Jeffrey Dahmer went to bathhouses and gay bars to find his victims and lured them to his home by either offering them money to pose for photographs. He would drug them, strangle them, then dismember the body and dispose of it. Sometimes he would keep the skull or other body parts as souvenirs. Other times he claimed that he ate the flesh of his victims because he believed that they would come back to life in him.
Albert Fentress was a teacher who, in 1979, killed a neighbor, cut up, and ate parts of the victim's body. Jurors found him not guilty by reason of insanity, and Fentress was sent to a mental institution indefinitely. Some killers may be driven to eat their victims by a more practical need: the desire to hide evidence. Montana prosecutors argue that Bar-Jonah was trying to hide the evidence when he allegedly fed Zachary's remains to unsuspecting neighbors.
They could also be hungry. In 1873, Colorado gold prospector Alferd Packer went on a gold expedition with a group of men in brutally cold conditions in the San Juan Mountains. He found himself in a situation where he had to eat human flesh to survive. "Cannibalism can be driven by hunger, a need for sustenance," says James Starrs, law professor at George Washington University Law School. "With Alferd Packer, there was debate over whether he killed the five victims but there was evidence that he had eaten them. I considered the cut marks on some of the remains, the evidence of defleshing, and it was reasonable to conclude that Alferd Packer's need for food in the merciless winter of the San Juan Mountains, began to eat some of the those who died to survive." Packer was convicted in the deaths of the five men on his expedition and sentenced to 40 years in prison, but he maintained he killed his companions out of self-defense.
Cannibalistic killers have a history of violence. The source of their rage can be an abusive relationship with a parent, a violent relationship with a lover or spouse, or the loss of a loved one. Every time they attack and eat a victim, they are releasing their rage, reliving their relationship or lashing out at an abusive parent.
Ed Gein did not dig up bodies or start killing and eating people's remains until after his mother died in 1945. In psychiatric exams, he revealed an obsession with his deceased mother and the belief that he was really a woman, which may reveal why he kept some body parts as trophies, made jackets of out torsos for himself and made a mask out of a female corpse's face.
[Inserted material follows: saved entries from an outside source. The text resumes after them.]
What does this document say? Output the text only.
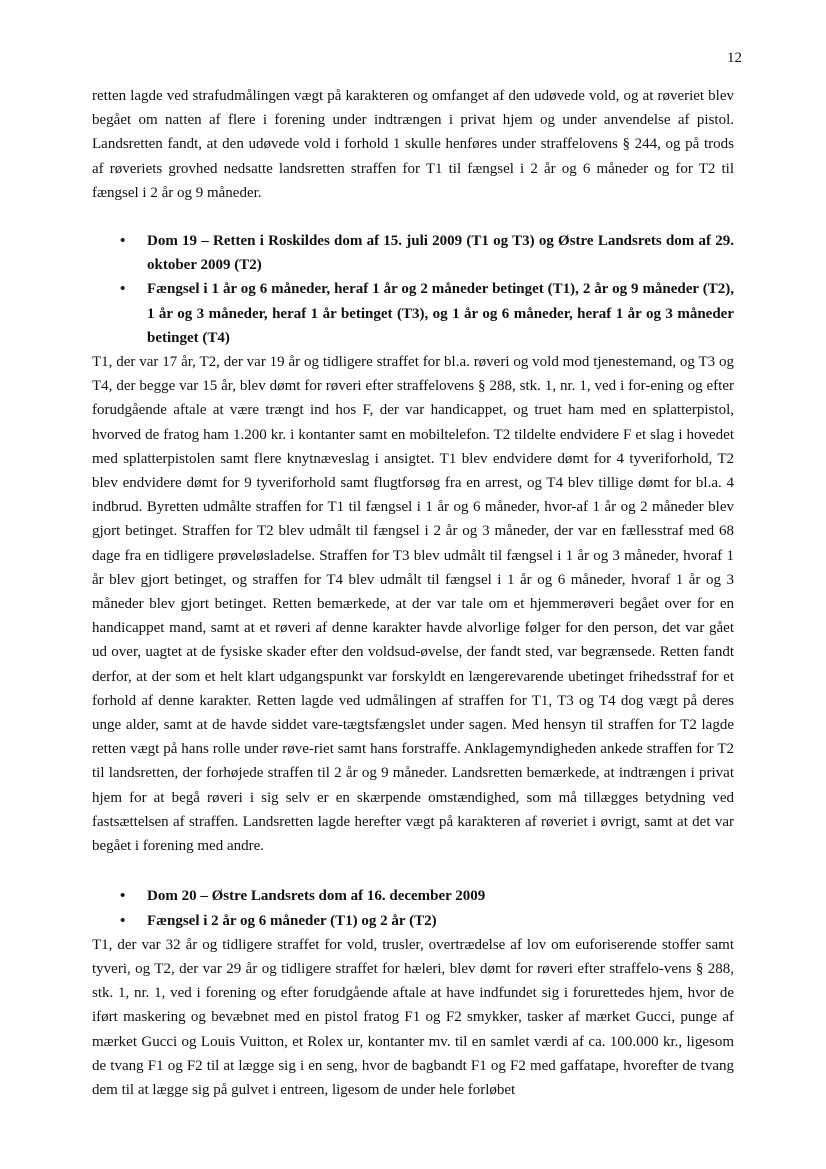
12

retten lagde ved strafudmålingen vægt på karakteren og omfanget af den udøvede vold, og at røveriet blev begået om natten af flere i forening under indtrængen i privat hjem og under anvendelse af pistol. Landsretten fandt, at den udøvede vold i forhold 1 skulle henføres under straffelovens § 244, og på trods af røveriets grovhed nedsatte landsretten straffen for T1 til fængsel i 2 år og 6 måneder og for T2 til fængsel i 2 år og 9 måneder.

• Dom 19 – Retten i Roskildes dom af 15. juli 2009 (T1 og T3) og Østre Landsrets dom af 29. oktober 2009 (T2)
• Fængsel i 1 år og 6 måneder, heraf 1 år og 2 måneder betinget (T1), 2 år og 9 måneder (T2), 1 år og 3 måneder, heraf 1 år betinget (T3), og 1 år og 6 måneder, heraf 1 år og 3 måneder betinget (T4)

T1, der var 17 år, T2, der var 19 år og tidligere straffet for bl.a. røveri og vold mod tjenestemand, og T3 og T4, der begge var 15 år, blev dømt for røveri efter straffelovens § 288, stk. 1, nr. 1, ved i for-ening og efter forudgående aftale at være trængt ind hos F, der var handicappet, og truet ham med en splatterpistol, hvorved de fratog ham 1.200 kr. i kontanter samt en mobiltelefon. T2 tildelte endvidere F et slag i hovedet med splatterpistolen samt flere knytnæveslag i ansigtet. T1 blev endvidere dømt for 4 tyveriforhold, T2 blev endvidere dømt for 9 tyveriforhold samt flugtforsøg fra en arrest, og T4 blev tillige dømt for bl.a. 4 indbrud. Byretten udmålte straffen for T1 til fængsel i 1 år og 6 måneder, hvor-af 1 år og 2 måneder blev gjort betinget. Straffen for T2 blev udmålt til fængsel i 2 år og 3 måneder, der var en fællesstraf med 68 dage fra en tidligere prøveløsladelse. Straffen for T3 blev udmålt til fængsel i 1 år og 3 måneder, hvoraf 1 år blev gjort betinget, og straffen for T4 blev udmålt til fængsel i 1 år og 6 måneder, hvoraf 1 år og 3 måneder blev gjort betinget. Retten bemærkede, at der var tale om et hjemmerøveri begået over for en handicappet mand, samt at et røveri af denne karakter havde alvorlige følger for den person, det var gået ud over, uagtet at de fysiske skader efter den voldsud-øvelse, der fandt sted, var begrænsede. Retten fandt derfor, at der som et helt klart udgangspunkt var forskyldt en længerevarende ubetinget frihedsstraf for et forhold af denne karakter. Retten lagde ved udmålingen af straffen for T1, T3 og T4 dog vægt på deres unge alder, samt at de havde siddet vare-tægtsfængslet under sagen. Med hensyn til straffen for T2 lagde retten vægt på hans rolle under røve-riet samt hans forstraffe. Anklagemyndigheden ankede straffen for T2 til landsretten, der forhøjede straffen til 2 år og 9 måneder. Landsretten bemærkede, at indtrængen i privat hjem for at begå røveri i sig selv er en skærpende omstændighed, som må tillægges betydning ved fastsættelsen af straffen. Landsretten lagde herefter vægt på karakteren af røveriet i øvrigt, samt at det var begået i forening med andre.

• Dom 20 – Østre Landsrets dom af 16. december 2009
• Fængsel i 2 år og 6 måneder (T1) og 2 år (T2)

T1, der var 32 år og tidligere straffet for vold, trusler, overtrædelse af lov om euforiserende stoffer samt tyveri, og T2, der var 29 år og tidligere straffet for hæleri, blev dømt for røveri efter straffelo-vens § 288, stk. 1, nr. 1, ved i forening og efter forudgående aftale at have indfundet sig i forurettedes hjem, hvor de iført maskering og bevæbnet med en pistol fratog F1 og F2 smykker, tasker af mærket Gucci, punge af mærket Gucci og Louis Vuitton, et Rolex ur, kontanter mv. til en samlet værdi af ca. 100.000 kr., ligesom de tvang F1 og F2 til at lægge sig i en seng, hvor de bagbandt F1 og F2 med gaffatape, hvorefter de tvang dem til at lægge sig på gulvet i entreen, ligesom de under hele forløbet
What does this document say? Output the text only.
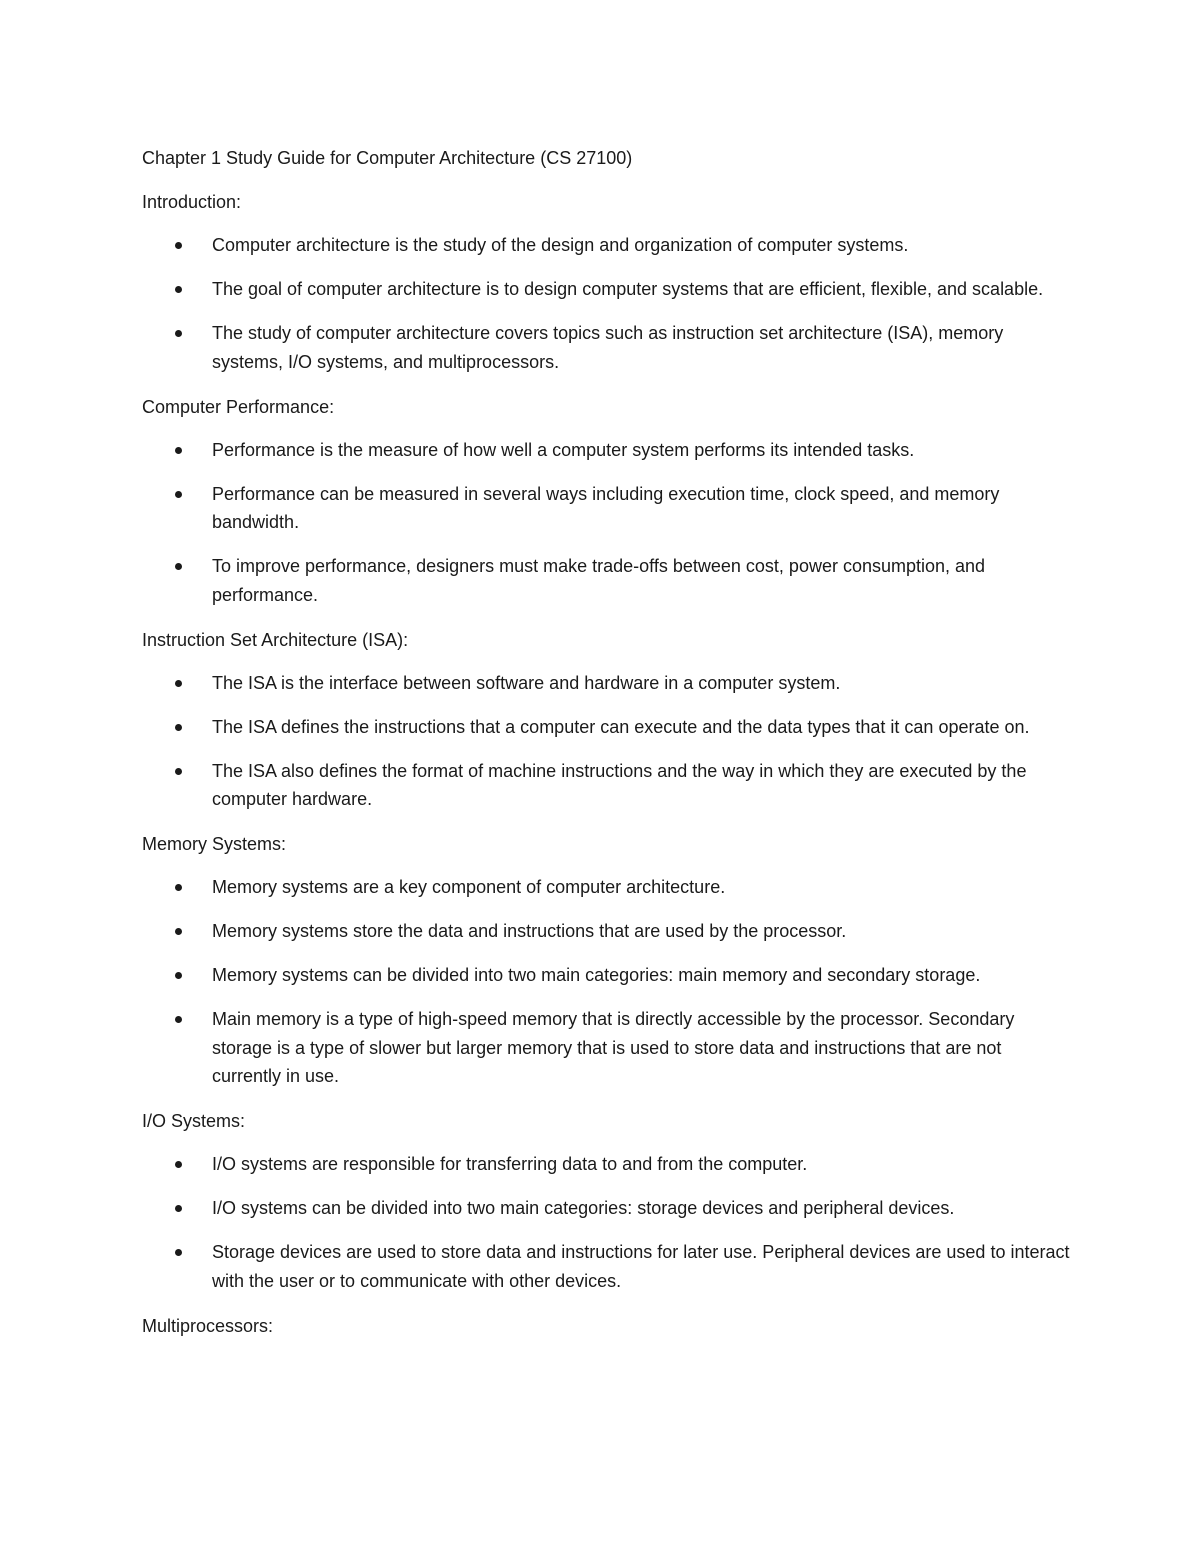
Chapter 1 Study Guide for Computer Architecture (CS 27100)

Introduction:

Computer architecture is the study of the design and organization of computer systems.
The goal of computer architecture is to design computer systems that are efficient, flexible, and scalable.
The study of computer architecture covers topics such as instruction set architecture (ISA), memory systems, I/O systems, and multiprocessors.

Computer Performance:

Performance is the measure of how well a computer system performs its intended tasks.
Performance can be measured in several ways including execution time, clock speed, and memory bandwidth.
To improve performance, designers must make trade-offs between cost, power consumption, and performance.

Instruction Set Architecture (ISA):

The ISA is the interface between software and hardware in a computer system.
The ISA defines the instructions that a computer can execute and the data types that it can operate on.
The ISA also defines the format of machine instructions and the way in which they are executed by the computer hardware.

Memory Systems:

Memory systems are a key component of computer architecture.
Memory systems store the data and instructions that are used by the processor.
Memory systems can be divided into two main categories: main memory and secondary storage.
Main memory is a type of high-speed memory that is directly accessible by the processor. Secondary storage is a type of slower but larger memory that is used to store data and instructions that are not currently in use.

I/O Systems:

I/O systems are responsible for transferring data to and from the computer.
I/O systems can be divided into two main categories: storage devices and peripheral devices.
Storage devices are used to store data and instructions for later use. Peripheral devices are used to interact with the user or to communicate with other devices.

Multiprocessors:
In 1897, Chicago butcher Adolph Luetgert killed his wife and made sausages out of her, which he sold to unsuspecting customers. In another case, Daniel Rakowitz of New York killed his girlfriend in 1989 and made soup with her remains that he fed to homeless people.
"Typically, serial killers keep on killing until they're caught," says Mike Rustigan, professor of criminology at San Francisco State University. "Serial murder is an addiction to these guys. It starts out as an urge, then it becomes a compulsion, and eventually it becomes an addiction."
Be glad you?re only addicted to coffee and chocolate.